May 28, 2020 By Anthony Capkun
May 28, 2020 – Earlier this month, the Surety Association of Canada (SAC) board approved a new specialty bond form designed for use with Integrated Project Delivery (IPD) projects.
The new bond template had been under development for more than a year and is designed to be used in conjunction with the standard CCDC-30 Integrated Project Delivery Contract.
IPD presents a new set of challenges to the construction industry as it works to create a sustainable and workable model that puts the theory into practice, SAC says. One such challenge surrounds risk mitigation and, in particular, the risk of contractor (or other party) failure.
In response, SAC developed a template performance bond that responds to the structure and dynamics of the IPD project arrangement. In creating this new product, SAC undertook a review of the inter-relationships between parties to IPD contracts. From there, the drafting team identified the points of vulnerability to that risk of failure of the project contractor and/or one of the other construction participants to the IPD team.
While the new bond template is intended for use with the CCDC-30 standard, it also seeks to be flexible enough for use with modified versions of this document and for other variations on the IPD theme. A few highlights and observations:
• The new bond arrangement contemplates that each construction participant in the project will post its own bond that guarantees the performance of its obligations under the IPD Contract. Thus, there may be several bonds on any given project, posted by each of the major construction parties.

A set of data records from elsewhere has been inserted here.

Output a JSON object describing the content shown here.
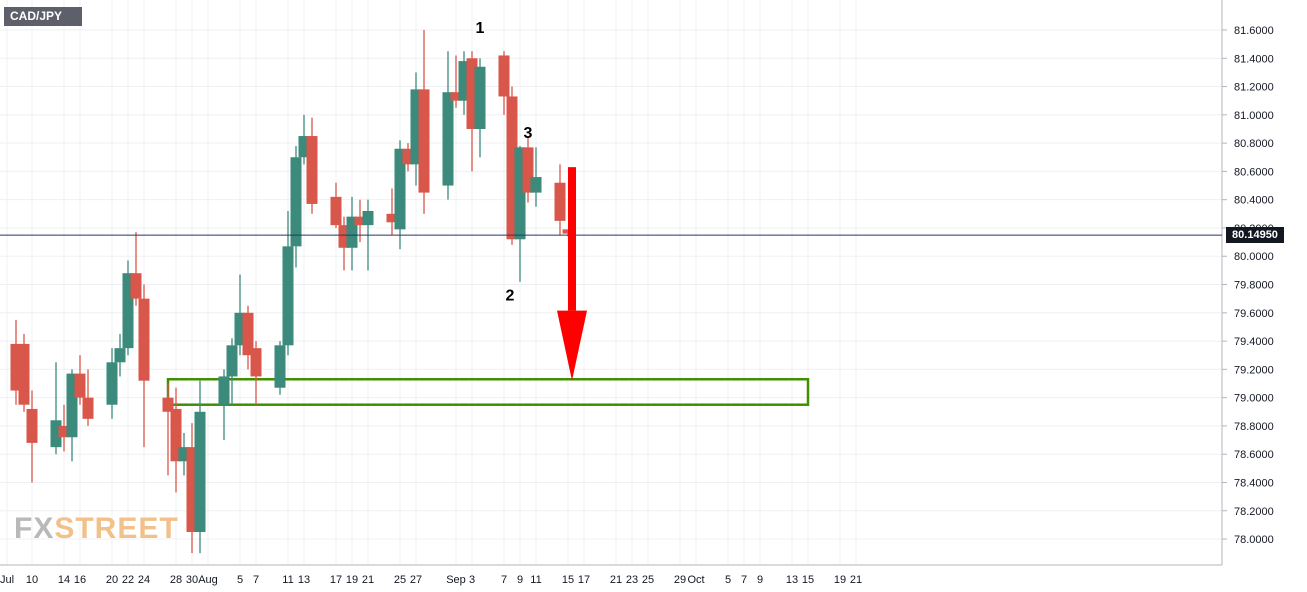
{
  "symbol": "CAD/JPY",
  "watermark": {
    "part1": "FX",
    "part2": "STREET"
  },
  "current_price_label": "80.14950",
  "colors": {
    "up": "#3b8a7b",
    "down": "#d9574a",
    "arrow": "#ff0000",
    "zone": "#3f8f00",
    "price_line": "#2a3560"
  },
  "chart_data": {
    "type": "candlestick",
    "title": "",
    "xlabel": "",
    "ylabel": "",
    "ylim": [
      77.9,
      81.75
    ],
    "y_ticks": [
      "81.6000",
      "81.4000",
      "81.2000",
      "81.0000",
      "80.8000",
      "80.6000",
      "80.4000",
      "80.2000",
      "80.0000",
      "79.8000",
      "79.6000",
      "79.4000",
      "79.2000",
      "79.0000",
      "78.8000",
      "78.6000",
      "78.4000",
      "78.2000",
      "78.0000"
    ],
    "x_ticks": [
      "Jul",
      "10",
      "14",
      "16",
      "20",
      "22",
      "24",
      "28",
      "30",
      "Aug",
      "5",
      "7",
      "11",
      "13",
      "17",
      "19",
      "21",
      "25",
      "27",
      "Sep",
      "3",
      "7",
      "9",
      "11",
      "15",
      "17",
      "21",
      "23",
      "25",
      "29",
      "Oct",
      "5",
      "7",
      "9",
      "13",
      "15",
      "19",
      "21"
    ],
    "candles": [
      {
        "date": "Jul 8",
        "open": 79.38,
        "high": 79.55,
        "low": 78.95,
        "close": 79.05
      },
      {
        "date": "Jul 9",
        "open": 79.38,
        "high": 79.45,
        "low": 78.9,
        "close": 78.95
      },
      {
        "date": "Jul 10",
        "open": 78.92,
        "high": 79.05,
        "low": 78.4,
        "close": 78.68
      },
      {
        "date": "Jul 13",
        "open": 78.65,
        "high": 79.25,
        "low": 78.6,
        "close": 78.84
      },
      {
        "date": "Jul 14",
        "open": 78.8,
        "high": 78.95,
        "low": 78.62,
        "close": 78.72
      },
      {
        "date": "Jul 15",
        "open": 78.72,
        "high": 79.2,
        "low": 78.55,
        "close": 79.17
      },
      {
        "date": "Jul 16",
        "open": 79.17,
        "high": 79.3,
        "low": 78.95,
        "close": 79.0
      },
      {
        "date": "Jul 17",
        "open": 79.0,
        "high": 79.2,
        "low": 78.8,
        "close": 78.85
      },
      {
        "date": "Jul 20",
        "open": 78.95,
        "high": 79.35,
        "low": 78.85,
        "close": 79.25
      },
      {
        "date": "Jul 21",
        "open": 79.25,
        "high": 79.45,
        "low": 79.15,
        "close": 79.35
      },
      {
        "date": "Jul 22",
        "open": 79.35,
        "high": 79.97,
        "low": 79.3,
        "close": 79.88
      },
      {
        "date": "Jul 23",
        "open": 79.88,
        "high": 80.17,
        "low": 79.65,
        "close": 79.7
      },
      {
        "date": "Jul 24",
        "open": 79.7,
        "high": 79.8,
        "low": 78.65,
        "close": 79.12
      },
      {
        "date": "Jul 27",
        "open": 79.0,
        "high": 79.1,
        "low": 78.45,
        "close": 78.9
      },
      {
        "date": "Jul 28",
        "open": 78.92,
        "high": 79.07,
        "low": 78.33,
        "close": 78.55
      },
      {
        "date": "Jul 29",
        "open": 78.55,
        "high": 78.75,
        "low": 78.45,
        "close": 78.65
      },
      {
        "date": "Jul 30",
        "open": 78.65,
        "high": 78.82,
        "low": 77.9,
        "close": 78.05
      },
      {
        "date": "Jul 31",
        "open": 78.05,
        "high": 79.12,
        "low": 77.9,
        "close": 78.9
      },
      {
        "date": "Aug 3",
        "open": 78.95,
        "high": 79.2,
        "low": 78.7,
        "close": 79.15
      },
      {
        "date": "Aug 4",
        "open": 79.15,
        "high": 79.42,
        "low": 78.95,
        "close": 79.37
      },
      {
        "date": "Aug 5",
        "open": 79.37,
        "high": 79.87,
        "low": 79.3,
        "close": 79.6
      },
      {
        "date": "Aug 6",
        "open": 79.6,
        "high": 79.65,
        "low": 79.2,
        "close": 79.3
      },
      {
        "date": "Aug 7",
        "open": 79.35,
        "high": 79.4,
        "low": 78.95,
        "close": 79.15
      },
      {
        "date": "Aug 10",
        "open": 79.07,
        "high": 79.4,
        "low": 79.02,
        "close": 79.37
      },
      {
        "date": "Aug 11",
        "open": 79.37,
        "high": 80.32,
        "low": 79.3,
        "close": 80.07
      },
      {
        "date": "Aug 12",
        "open": 80.07,
        "high": 80.78,
        "low": 79.92,
        "close": 80.7
      },
      {
        "date": "Aug 13",
        "open": 80.7,
        "high": 81.0,
        "low": 80.65,
        "close": 80.85
      },
      {
        "date": "Aug 14",
        "open": 80.85,
        "high": 80.98,
        "low": 80.3,
        "close": 80.37
      },
      {
        "date": "Aug 17",
        "open": 80.42,
        "high": 80.52,
        "low": 80.2,
        "close": 80.22
      },
      {
        "date": "Aug 18",
        "open": 80.22,
        "high": 80.28,
        "low": 79.9,
        "close": 80.06
      },
      {
        "date": "Aug 19",
        "open": 80.06,
        "high": 80.42,
        "low": 79.9,
        "close": 80.28
      },
      {
        "date": "Aug 20",
        "open": 80.28,
        "high": 80.4,
        "low": 80.1,
        "close": 80.22
      },
      {
        "date": "Aug 21",
        "open": 80.22,
        "high": 80.4,
        "low": 79.9,
        "close": 80.32
      },
      {
        "date": "Aug 24",
        "open": 80.3,
        "high": 80.48,
        "low": 80.15,
        "close": 80.24
      },
      {
        "date": "Aug 25",
        "open": 80.19,
        "high": 80.82,
        "low": 80.05,
        "close": 80.76
      },
      {
        "date": "Aug 26",
        "open": 80.76,
        "high": 80.8,
        "low": 80.6,
        "close": 80.65
      },
      {
        "date": "Aug 27",
        "open": 80.65,
        "high": 81.3,
        "low": 80.5,
        "close": 81.18
      },
      {
        "date": "Aug 28",
        "open": 81.18,
        "high": 81.6,
        "low": 80.3,
        "close": 80.45
      },
      {
        "date": "Aug 31",
        "open": 80.5,
        "high": 81.45,
        "low": 80.4,
        "close": 81.16
      },
      {
        "date": "Sep 1",
        "open": 81.16,
        "high": 81.42,
        "low": 81.05,
        "close": 81.1
      },
      {
        "date": "Sep 2",
        "open": 81.1,
        "high": 81.45,
        "low": 81.0,
        "close": 81.38
      },
      {
        "date": "Sep 3",
        "open": 81.4,
        "high": 81.45,
        "low": 80.6,
        "close": 80.9
      },
      {
        "date": "Sep 4",
        "open": 80.9,
        "high": 81.4,
        "low": 80.7,
        "close": 81.34
      },
      {
        "date": "Sep 7",
        "open": 81.42,
        "high": 81.45,
        "low": 81.0,
        "close": 81.13
      },
      {
        "date": "Sep 8",
        "open": 81.13,
        "high": 81.2,
        "low": 80.08,
        "close": 80.12
      },
      {
        "date": "Sep 9",
        "open": 80.12,
        "high": 80.78,
        "low": 79.82,
        "close": 80.77
      },
      {
        "date": "Sep 10",
        "open": 80.77,
        "high": 80.85,
        "low": 80.38,
        "close": 80.45
      },
      {
        "date": "Sep 11",
        "open": 80.45,
        "high": 80.77,
        "low": 80.35,
        "close": 80.56
      },
      {
        "date": "Sep 14",
        "open": 80.52,
        "high": 80.65,
        "low": 80.15,
        "close": 80.25
      },
      {
        "date": "Sep 15",
        "open": 80.19,
        "high": 80.19,
        "low": 80.14,
        "close": 80.16
      }
    ],
    "current_price": 80.1495,
    "annotations": [
      {
        "text": "1",
        "near": "Sep 4 high"
      },
      {
        "text": "3",
        "near": "Sep 10 high"
      },
      {
        "text": "2",
        "near": "Sep 9 low"
      }
    ],
    "support_zone": {
      "from_date": "Jul 27",
      "to_date": "Oct 15",
      "low": 78.95,
      "high": 79.13
    },
    "arrow": {
      "at_date": "Sep 17",
      "from_price": 80.63,
      "to_price": 79.12,
      "direction": "down"
    }
  }
}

• As the source of project funding and ultimate bearer of the financial risk of a cataclysmic event, the owner is the logical choice as obligee/beneficiary under the bond. The SAC IPD Performance Bond identifies the Owner as the sole obligee under the instrument.
• The SAC IPD Performance Bond will protect the Owner from any increase in costs of completing the Principal’s Work under the IPD Contract following that Principal’s default and termination under the terms of the IPD Contract. This will include any additional direct costs (shortfall) to complete the Principal’s work along with any HST/GST and Owner’s expenses (as defined in the bond).
• A claim on the bond can be advanced when the Principal is in default of its obligation and its participation in the project has been terminated by the other members of the IPD team.
“The risk of a major contractor insolvency or failure, if not adequately managed, can have catastrophic consequences to the project and all of its participants,” said SAC president Steve Ness. “A surety instrument specifically created for use on IPD projects will go a long way to mitigating that risk.”
A specimen copy of the new SAC IPD bond—along with a User’s Guide that explains its features—can be reviewed and downloaded here.
The Surety Association of Canada is the national trade advocacy association representing the interests of the surety industry across Canada. Its members consist of primary surety firms, surety reinsurers, surety/insurance brokers, and other organizations that provide related and complementary services to the surety industry.